Pros & Cons of Bottled Water vs. Tap Water

Bottled water is a popular beverage around the world, and consumption has grown steadily in recent years. Despite its popularity, however, bottled water is not without controversy. The type of water people consume has environmental, social, financial and health impacts. The debate between tap water and bottled water highlights the many pros and cons of each.

  1. Health

    • Bottled water is often touted as a healthy consumer choice, especially compared to sodas, juices and sugary drinks that are typically its main competition. Clever marketing by the bottled water industry has also contributed to the public perception that bottled water is cleaner and healthier than tap water. However, municipal tap water is regulated by the U.S. Environmental Protection Agency (EPA) and various state agencies, requiring cities to filter and disinfect it according to strict standards.
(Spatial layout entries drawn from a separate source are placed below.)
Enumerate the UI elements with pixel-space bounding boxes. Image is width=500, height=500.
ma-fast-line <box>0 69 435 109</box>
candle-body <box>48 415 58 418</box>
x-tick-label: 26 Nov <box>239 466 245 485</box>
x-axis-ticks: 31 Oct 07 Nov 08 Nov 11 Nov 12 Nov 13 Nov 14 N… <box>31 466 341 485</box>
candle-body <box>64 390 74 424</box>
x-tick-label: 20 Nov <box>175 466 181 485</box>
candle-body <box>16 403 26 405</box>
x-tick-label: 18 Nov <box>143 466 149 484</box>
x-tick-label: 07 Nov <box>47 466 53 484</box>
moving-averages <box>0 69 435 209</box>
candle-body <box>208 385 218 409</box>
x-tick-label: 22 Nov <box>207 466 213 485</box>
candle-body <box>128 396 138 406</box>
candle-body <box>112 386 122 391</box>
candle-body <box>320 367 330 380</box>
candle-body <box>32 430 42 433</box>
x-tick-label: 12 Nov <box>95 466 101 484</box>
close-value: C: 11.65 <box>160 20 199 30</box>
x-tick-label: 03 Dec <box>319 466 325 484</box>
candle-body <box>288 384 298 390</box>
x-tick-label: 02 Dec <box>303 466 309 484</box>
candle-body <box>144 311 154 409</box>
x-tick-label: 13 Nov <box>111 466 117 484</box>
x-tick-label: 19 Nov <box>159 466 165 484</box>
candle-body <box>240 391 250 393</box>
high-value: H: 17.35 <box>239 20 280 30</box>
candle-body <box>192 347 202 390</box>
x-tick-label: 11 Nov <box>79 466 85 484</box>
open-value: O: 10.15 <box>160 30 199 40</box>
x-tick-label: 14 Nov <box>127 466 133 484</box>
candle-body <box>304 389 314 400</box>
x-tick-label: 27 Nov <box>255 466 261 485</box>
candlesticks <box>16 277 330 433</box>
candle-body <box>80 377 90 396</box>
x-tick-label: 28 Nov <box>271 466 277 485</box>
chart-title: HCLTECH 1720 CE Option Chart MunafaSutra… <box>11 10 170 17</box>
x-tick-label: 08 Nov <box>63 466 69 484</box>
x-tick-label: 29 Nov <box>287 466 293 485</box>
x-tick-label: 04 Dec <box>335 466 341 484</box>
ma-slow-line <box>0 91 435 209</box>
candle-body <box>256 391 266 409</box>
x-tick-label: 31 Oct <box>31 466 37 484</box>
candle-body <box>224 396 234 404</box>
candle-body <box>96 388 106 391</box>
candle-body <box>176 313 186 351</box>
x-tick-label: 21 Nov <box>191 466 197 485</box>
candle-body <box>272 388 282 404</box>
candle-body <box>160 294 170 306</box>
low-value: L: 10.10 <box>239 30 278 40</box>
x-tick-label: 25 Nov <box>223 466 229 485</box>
Bottled water, on the other hand, is considered a packaged food and therefore regulated by the Food and Drug Administration (FDA). The FDA’s quality standards do not require the same stringent disinfection and testing mandated by the EPA for tap water. Furthermore, bottled water does not contain fluoride for cavity prevention as most tap water does.

    Convenience

    • One important reason consumers choose bottled water over tap water is convenience. Bottled water is packaged in lightweight plastic containers that are significantly less weighty than reusable metal or plastic bottles. Consumers can purchase bottled water when they are ready to consume it and then discard the bottle immediately afterward, thereby eliminating the need to carry it around. Bottled water is also readily available from public vendors such as restaurants, convenience stores, gift shops, vending machines, newsstands and street carts, while drinking fountains or public taps are not always available or working properly.

    Environmental Impact

    • The main advantage of tap water is that it uses no packaging. Manufacturing plastic water bottles requires 1.5 million barrels of oil annually in the U.S. alone, according to the University of Iowa Extension. Additional fuel is needed to transport bottles to stores, restaurants and other points of sale. Although manufacturers have begun to design bottles that use less plastic, bottled water still requires a significant amount of plastic packaging. Fortunately, plastic water bottles are fully recyclable, which helps reduce the impact they have on the environment. Recycled bottles can be transformed into carpets, textiles, furniture and new bottles. The reality, however, is that only a small percentage end up getting recycled. Most bottles end up in landfills or in the ocean, where they can threaten the health of marine life.

    Cost

    • Bottled water can be an affordable option compared to other prepared beverages. However, it is far more expensive than tap water—as much as 10,000 times more, according to the Earth Policy Institute. This cost calculates to several times more per gallon than for gasoline. Water from public taps and drinking fountains, on the other hand, is free to the public, and residential rates are relatively low. Even in areas where water rates are increasingly expensive, tap water would have to go a long way before catching up to commercial bottled water in cost.